In June 2022, BMG/Renew Records released Baxter’s first solo album, Speed of Heat, which features originals and covers and one reviewer called “a brilliant sonic mosaic.” A collaboration with songwriter-keyboardist-producer CJ Vanston, guest artists include Michael McDonald, Clint Black, Rick Livingstone and Jonny Lang and it has a rip-roaring rendition of Steely Dan’s “My Old School” on which Baxter sings a rare lead. During the supporting tour, Baxter performed at TCAN in Natick, Massachusetts.
Looking back on his 50-plus years as a professional musician, Baxter cites his time in Boston and around New England as foundational to his success. “I spent some great years in the Boston area, met and played with some amazing musicians,” he says. “And because the music scene in New England was so diverse – jazz, funk, rock and roll, country, blues – I used that opportunity to hone the skills that stood me in great stead as a studio musician to this day.

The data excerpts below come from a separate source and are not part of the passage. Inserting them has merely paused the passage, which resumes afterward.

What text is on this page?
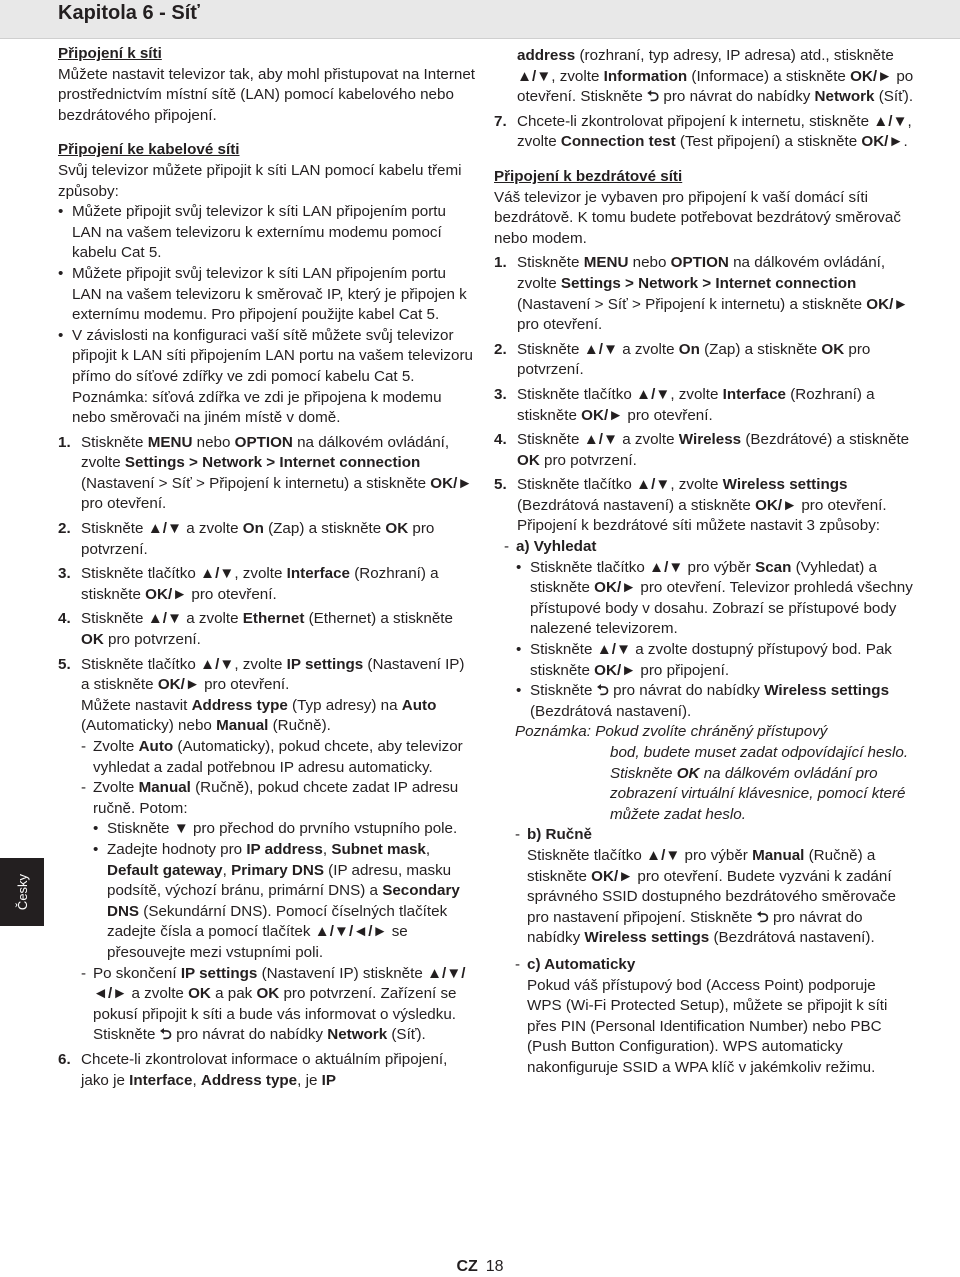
Kapitola 6 - Síť

Připojení k síti

Můžete nastavit televizor tak, aby mohl přistupovat na Internet prostřednictvím místní sítě (LAN) pomocí kabelového nebo bezdrátového připojení.

Připojení ke kabelové síti

Svůj televizor můžete připojit k síti LAN pomocí kabelu třemi způsoby:

• Můžete připojit svůj televizor k síti LAN připojením portu LAN na vašem televizoru k externímu modemu pomocí kabelu Cat 5.

• Můžete připojit svůj televizor k síti LAN připojením portu LAN na vašem televizoru k směrovač IP, který je připojen k externímu modemu. Pro připojení použijte kabel Cat 5.

• V závislosti na konfiguraci vaší sítě můžete svůj televizor připojit k LAN síti připojením LAN portu na vašem televizoru přímo do síťové zdířky ve zdi pomocí kabelu Cat 5. Poznámka: síťová zdířka ve zdi je připojena k modemu nebo směrovači na jiném místě v domě.

1. Stiskněte MENU nebo OPTION na dálkovém ovládání, zvolte Settings > Network > Internet connection (Nastavení > Síť > Připojení k internetu) a stiskněte OK/► pro otevření.
2. Stiskněte ▲/▼ a zvolte On (Zap) a stiskněte OK pro potvrzení.
3. Stiskněte tlačítko ▲/▼, zvolte Interface (Rozhraní) a stiskněte OK/► pro otevření.
4. Stiskněte ▲/▼ a zvolte Ethernet (Ethernet) a stiskněte OK pro potvrzení.
5. Stiskněte tlačítko ▲/▼, zvolte IP settings (Nastavení IP) a stiskněte OK/► pro otevření.

Můžete nastavit Address type (Typ adresy) na Auto (Automaticky) nebo Manual (Ručně).

- Zvolte Auto (Automaticky), pokud chcete, aby televizor vyhledat a zadal potřebnou IP adresu automaticky.
- Zvolte Manual (Ručně), pokud chcete zadat IP adresu ručně. Potom:

• Stiskněte ▼ pro přechod do prvního vstupního pole.

• Zadejte hodnoty pro IP address, Subnet mask, Default gateway, Primary DNS (IP adresu, masku podsítě, výchozí bránu, primární DNS) a Secondary DNS (Sekundární DNS). Pomocí číselných tlačítek zadejte čísla a pomocí tlačítek ▲/▼/◄/► se přesouvejte mezi vstupními poli.

- Po skončení IP settings (Nastavení IP) stiskněte ▲/▼/◄/► a zvolte OK a pak OK pro potvrzení. Zařízení se pokusí připojit k síti a bude vás informovat o výsledku. Stiskněte ⮌ pro návrat do nabídky Network (Síť).
6. Chcete-li zkontrolovat informace o aktuálním připojení, jako je Interface, Address type, je IP

address (rozhraní, typ adresy, IP adresa) atd., stiskněte ▲/▼, zvolte Information (Informace) a stiskněte OK/► po otevření. Stiskněte ⮌ pro návrat do nabídky Network (Síť).

7. Chcete-li zkontrolovat připojení k internetu, stiskněte ▲/▼, zvolte Connection test (Test připojení) a stiskněte OK/►.

Připojení k bezdrátové síti

Váš televizor je vybaven pro připojení k vaší domácí síti bezdrátově. K tomu budete potřebovat bezdrátový směrovač nebo modem.

1. Stiskněte MENU nebo OPTION na dálkovém ovládání, zvolte Settings > Network > Internet connection (Nastavení > Síť > Připojení k internetu) a stiskněte OK/► pro otevření.
2. Stiskněte ▲/▼ a zvolte On (Zap) a stiskněte OK pro potvrzení.
3. Stiskněte tlačítko ▲/▼, zvolte Interface (Rozhraní) a stiskněte OK/► pro otevření.
4. Stiskněte ▲/▼ a zvolte Wireless (Bezdrátové) a stiskněte OK pro potvrzení.
5. Stiskněte tlačítko ▲/▼, zvolte Wireless settings (Bezdrátová nastavení) a stiskněte OK/► pro otevření. Připojení k bezdrátové síti můžete nastavit 3 způsoby:
- a) Vyhledat

• Stiskněte tlačítko ▲/▼ pro výběr Scan (Vyhledat) a stiskněte OK/► pro otevření. Televizor prohledá všechny přístupové body v dosahu. Zobrazí se přístupové body nalezené televizorem.

• Stiskněte ▲/▼ a zvolte dostupný přístupový bod. Pak stiskněte OK/► pro připojení.

• Stiskněte ⮌ pro návrat do nabídky Wireless settings (Bezdrátová nastavení).

Poznámka: Pokud zvolíte chráněný přístupový

bod, budete muset zadat odpovídající heslo. Stiskněte OK na dálkovém ovládání pro zobrazení virtuální klávesnice, pomocí které můžete zadat heslo.

- b) Ručně

Stiskněte tlačítko ▲/▼ pro výběr Manual (Ručně) a stiskněte OK/► pro otevření. Budete vyzváni k zadání správného SSID dostupného bezdrátového směrovače pro nastavení připojení. Stiskněte ⮌ pro návrat do nabídky Wireless settings (Bezdrátová nastavení).

- c) Automaticky

Pokud váš přístupový bod (Access Point) podporuje WPS (Wi-Fi Protected Setup), můžete se připojit k síti přes PIN (Personal Identification Number) nebo PBC (Push Button Configuration). WPS automaticky nakonfiguruje SSID a WPA klíč v jakémkoliv režimu.

Česky
CZ 18
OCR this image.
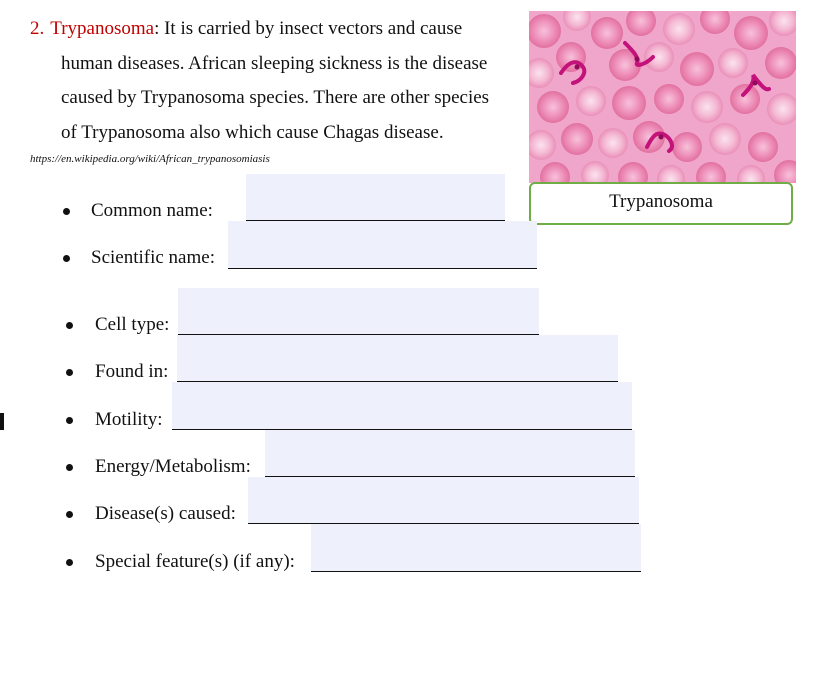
2. Trypanosoma: It is carried by insect vectors and cause
human diseases. African sleeping sickness is the disease
caused by Trypanosoma species. There are other species
of Trypanosoma also which cause Chagas disease.
https://en.wikipedia.org/wiki/African_trypanosomiasis
Trypanosoma
Common name:
Scientific name:
Cell type:
Found in:
Motility:
Energy/Metabolism:
Disease(s) caused:
Special feature(s) (if any):
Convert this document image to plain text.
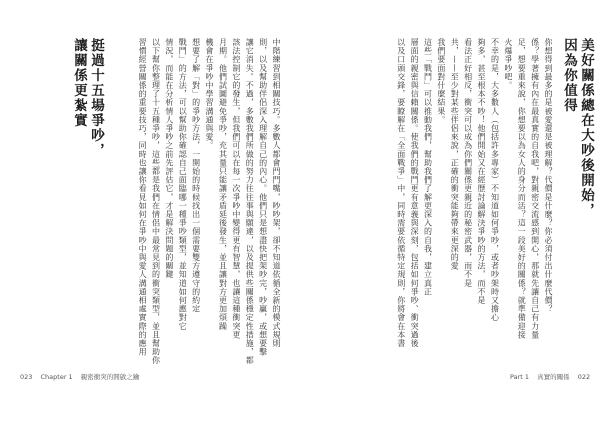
挺過十五場爭吵，
讓關係更紮實	中階練習到相關技巧。多數人都會門門嘴，吵吵架，卻不知道依循全新的模式規則
則，以及幫助伴侶深入理解自己的內心。他們只是想盡快把架吵完，吵贏，或想要擊
讓它消失。不過，多數我們所做的努力往往事與願違，以及提供些關係穩定性措施，都
該法控制它的發生，但我們可以在每一次爭吵中變得更有智慧，也讓這種衝突更
月期。他們試圖避免爭吵，充其量只能讓矛盾延後發生，並且讓對方更加煩躁
機會在爭吵中學習溝通與愛。
想要了解「對」的爭吵方法，一開始的時候找出一個需要雙方遵守的約定
戰鬥」的方法，可以幫助你確認自己面臨哪一種爭吵類型，並知道如何應對它
情況，而能在分析情人爭吵之前先評估它，才是解決問題的關鍵
以下幫你整理了十五種爭吵，這些都是我們在情侶中最常見到的衝突類型，並且幫助你
習慣經營關係的重要技巧，同時也讓你看見如何在爭吵中與愛人溝通相處實際的應用
023 Chapter 1 親密衝突的開啟之鑰
你想得到最多的是被愛還是被理解？代價是什麼？你必須付出什麼代價？
係？學著擁有內在最真實的自我吧，對親密交流感到開心，那就先讓自己有力量
足，想要重來說，你想要以為女人的身分而活？這一段美好的關係？就準備迎接
火爆爭吵吧。
不幸的是，大多數人（包括許多專家）不知道如何爭吵，或者吵架時又擔心
夠多，甚至根本不吵！他們開始又在經歷討論解決爭吵的方法，而不是
看法正好相反，衝突可以成為你們關係更親近的秘密武器，而不是
共，——至少對某些伴侶來說，正確的衝突能夠帶來更深的愛
我們要面對什麼結果。
這些「戰鬥」可以推動我們，幫助我們了解更深入的自我，建立真正
層面的親密與信賴關係。使我們的戰鬥更有意義與深刻，包括如何爭吵、衝突過後
以及口頭交鋒，要瞭解在「全面戰爭」中，同時需要依循特定規則，你將會在本書	因為你值得 美好關係總在大吵後開始，
Part 1 真實的關係 022
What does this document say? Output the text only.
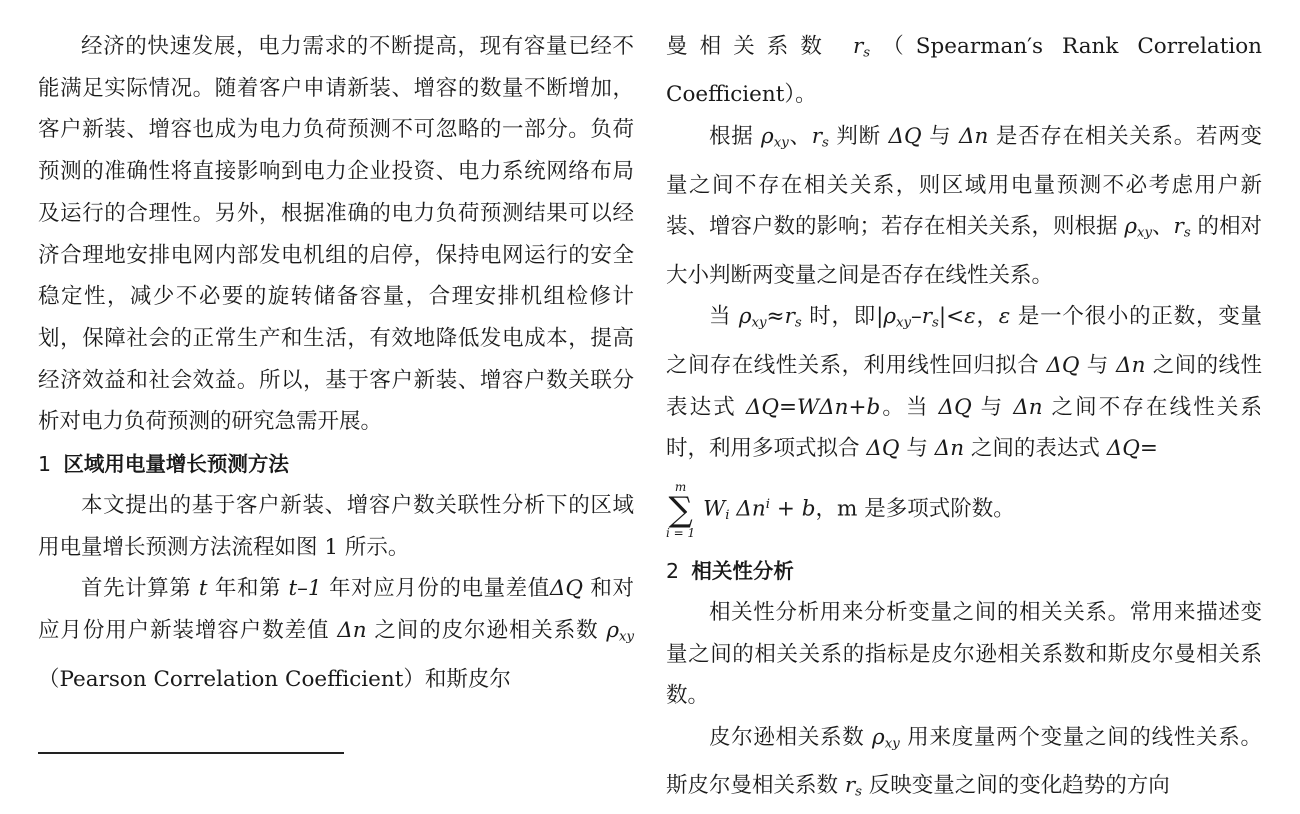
经济的快速发展，电力需求的不断提高，现有容量已经不能满足实际情况。随着客户申请新装、增容的数量不断增加，客户新装、增容也成为电力负荷预测不可忽略的一部分。负荷预测的准确性将直接影响到电力企业投资、电力系统网络布局及运行的合理性。另外，根据准确的电力负荷预测结果可以经济合理地安排电网内部发电机组的启停，保持电网运行的安全稳定性，减少不必要的旋转储备容量，合理安排机组检修计划，保障社会的正常生产和生活，有效地降低发电成本，提高经济效益和社会效益。所以，基于客户新装、增容户数关联分析对电力负荷预测的研究急需开展。

1 区域用电量增长预测方法

本文提出的基于客户新装、增容户数关联性分析下的区域用电量增长预测方法流程如图 1 所示。

首先计算第 t 年和第 t–1 年对应月份的电量差值ΔQ 和对应月份用户新装增容户数差值 Δn 之间的皮尔逊相关系数 $\rho_{xy}(Pearson$ Correlation Coefficient）和斯皮尔

曼相关系数 $r_s(Spearman's$ Rank Correlation Coefficient）。

根据 $\rho_{xy}$、$r_s$ 判断 ΔQ 与 Δn 是否存在相关关系。若两变量之间不存在相关关系，则区域用电量预测不必考虑用户新装、增容户数的影响；若存在相关关系，则根据 $\rho_{xy}$、$r_s$ 的相对大小判断两变量之间是否存在线性关系。

当 $\rho_{xy}\approx r_s$ 时，即$|\rho_{xy}-r_s|<\varepsilon$，ε 是一个很小的正数，变量之间存在线性关系，利用线性回归拟合 ΔQ 与 Δn 之间的线性表达式 ΔQ=WΔn+b。当 ΔQ 与 Δn 之间不存在线性关系时，利用多项式拟合 ΔQ 与 Δn 之间的表达式 ΔQ=

m
∑
i = 1
$W_i$ $\Delta n^i + b$，m 是多项式阶数。

2 相关性分析

相关性分析用来分析变量之间的相关关系。常用来描述变量之间的相关关系的指标是皮尔逊相关系数和斯皮尔曼相关系数。

皮尔逊相关系数 $\rho_{xy}$ 用来度量两个变量之间的线性关系。斯皮尔曼相关系数 $r_s$ 反映变量之间的变化趋势的方向
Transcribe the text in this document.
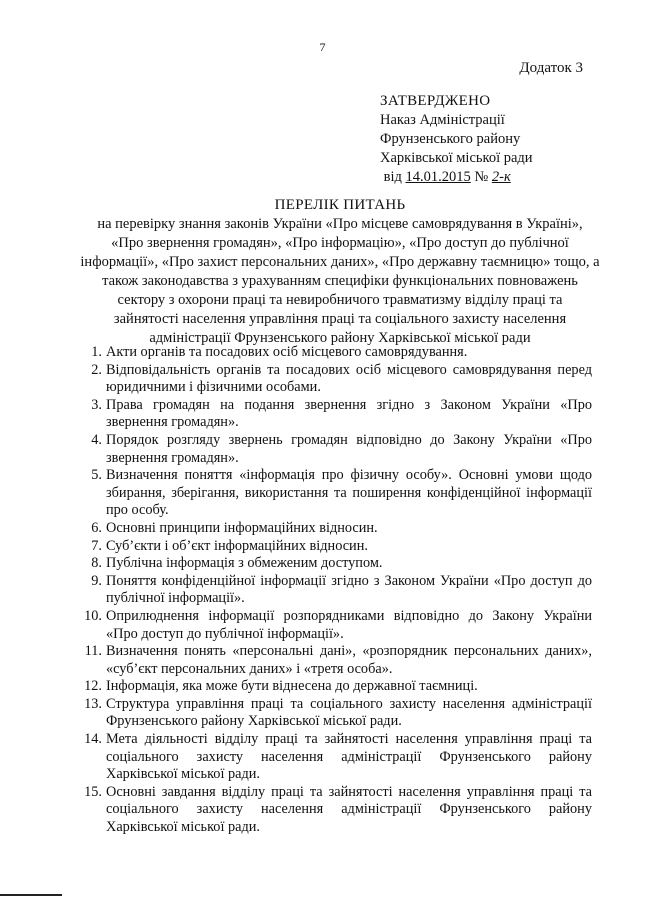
7
Додаток 3
ЗАТВЕРДЖЕНО
Наказ Адміністрації
Фрунзенського району
Харківської міської ради
від 14.01.2015 № 2-к
ПЕРЕЛІК ПИТАНЬ
на перевірку знання законів України «Про місцеве самоврядування в Україні»,
«Про звернення громадян», «Про інформацію», «Про доступ до публічної
інформації», «Про захист персональних даних», «Про державну таємницю» тощо, а
також законодавства з урахуванням специфіки функціональних повноважень
сектору з охорони праці та невиробничого травматизму відділу праці та
зайнятості населення управління праці та соціального захисту населення
адміністрації Фрунзенського району Харківської міської ради
1. Акти органів та посадових осіб місцевого самоврядування.
2. Відповідальність органів та посадових осіб місцевого самоврядування перед юридичними і фізичними особами.
3. Права громадян на подання звернення згідно з Законом України «Про звернення громадян».
4. Порядок розгляду звернень громадян відповідно до Закону України «Про звернення громадян».
5. Визначення поняття «інформація про фізичну особу». Основні умови щодо збирання, зберігання, використання та поширення конфіденційної інформації про особу.
6. Основні принципи інформаційних відносин.
7. Суб’єкти і об’єкт інформаційних відносин.
8. Публічна інформація з обмеженим доступом.
9. Поняття конфіденційної інформації згідно з Законом України «Про доступ до публічної інформації».
10. Оприлюднення інформації розпорядниками відповідно до Закону України «Про доступ до публічної інформації».
11. Визначення понять «персональні дані», «розпорядник персональних даних», «суб’єкт персональних даних» і «третя особа».
12. Інформація, яка може бути віднесена до державної таємниці.
13. Структура управління праці та соціального захисту населення адміністрації Фрунзенського району Харківської міської ради.
14. Мета діяльності відділу праці та зайнятості населення управління праці та соціального захисту населення адміністрації Фрунзенського району Харківської міської ради.
15. Основні завдання відділу праці та зайнятості населення управління праці та соціального захисту населення адміністрації Фрунзенського району Харківської міської ради.
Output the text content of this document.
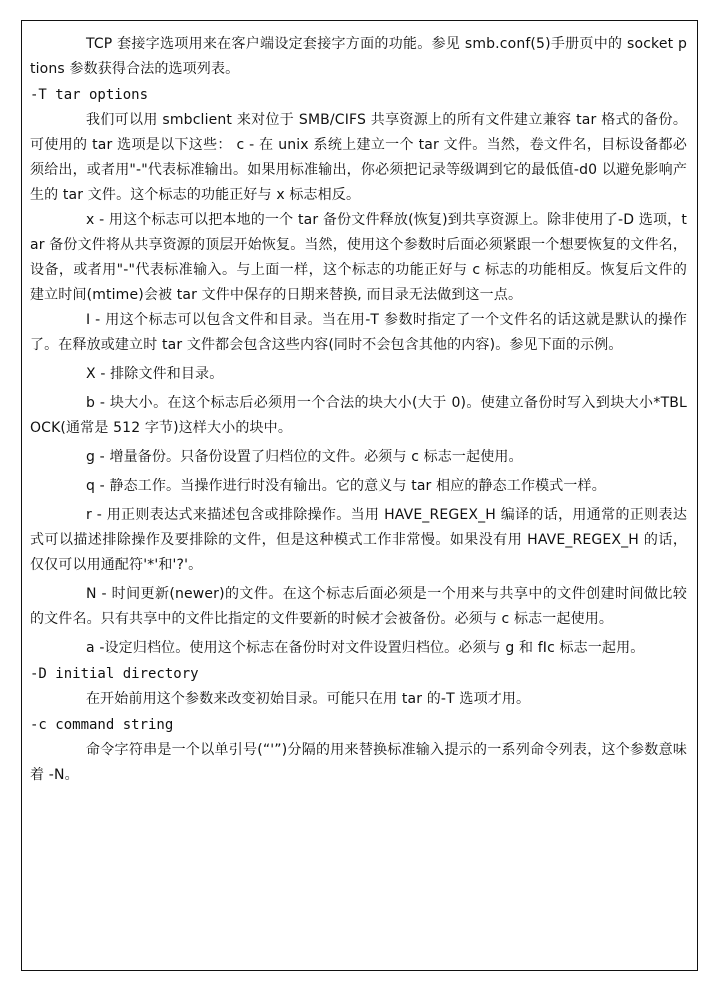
TCP 套接字选项用来在客户端设定套接字方面的功能。参见 smb.conf(5)手册页中的 socket ptions 参数获得合法的选项列表。

-T tar options

我们可以用 smbclient 来对位于 SMB/CIFS 共享资源上的所有文件建立兼容 tar 格式的备份。可使用的 tar 选项是以下这些： c - 在 unix 系统上建立一个 tar 文件。当然，卷文件名，目标设备都必须给出，或者用"-"代表标准输出。如果用标准输出，你必须把记录等级调到它的最低值-d0 以避免影响产生的 tar 文件。这个标志的功能正好与 x 标志相反。

x - 用这个标志可以把本地的一个 tar 备份文件释放(恢复)到共享资源上。除非使用了-D 选项，tar 备份文件将从共享资源的顶层开始恢复。当然，使用这个参数时后面必须紧跟一个想要恢复的文件名，设备，或者用"-"代表标准输入。与上面一样，这个标志的功能正好与 c 标志的功能相反。恢复后文件的建立时间(mtime)会被 tar 文件中保存的日期来替换, 而目录无法做到这一点。

I - 用这个标志可以包含文件和目录。当在用-T 参数时指定了一个文件名的话这就是默认的操作了。在释放或建立时 tar 文件都会包含这些内容(同时不会包含其他的内容)。参见下面的示例。

X - 排除文件和目录。

b - 块大小。在这个标志后必须用一个合法的块大小(大于 0)。使建立备份时写入到块大小*TBLOCK(通常是 512 字节)这样大小的块中。

g - 增量备份。只备份设置了归档位的文件。必须与 c 标志一起使用。

q - 静态工作。当操作进行时没有输出。它的意义与 tar 相应的静态工作模式一样。

r - 用正则表达式来描述包含或排除操作。当用 HAVE_REGEX_H 编译的话，用通常的正则表达式可以描述排除操作及要排除的文件，但是这种模式工作非常慢。如果没有用 HAVE_REGEX_H 的话，仅仅可以用通配符'*'和'?'。

N - 时间更新(newer)的文件。在这个标志后面必须是一个用来与共享中的文件创建时间做比较的文件名。只有共享中的文件比指定的文件要新的时候才会被备份。必须与 c 标志一起使用。

a -设定归档位。使用这个标志在备份时对文件设置归档位。必须与 g 和 fIc 标志一起用。

-D initial directory

在开始前用这个参数来改变初始目录。可能只在用 tar 的-T 选项才用。

-c command string

命令字符串是一个以单引号(“'”)分隔的用来替换标准输入提示的一系列命令列表，这个参数意味着 -N。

Besides, there was no better pork sandwich in the known universe than the ones from Buzzy’s By The Wall!””
Asked what it’s like having millions of fans worldwide, he’s typically humble. “Well, ’nice’ might be the wrong word,” he says. “It’s fulfilling to be appreciated and to have touched people’s hearts in a good way – to have brought them whatever it is that they can leverage off the music for their own self-improvement.”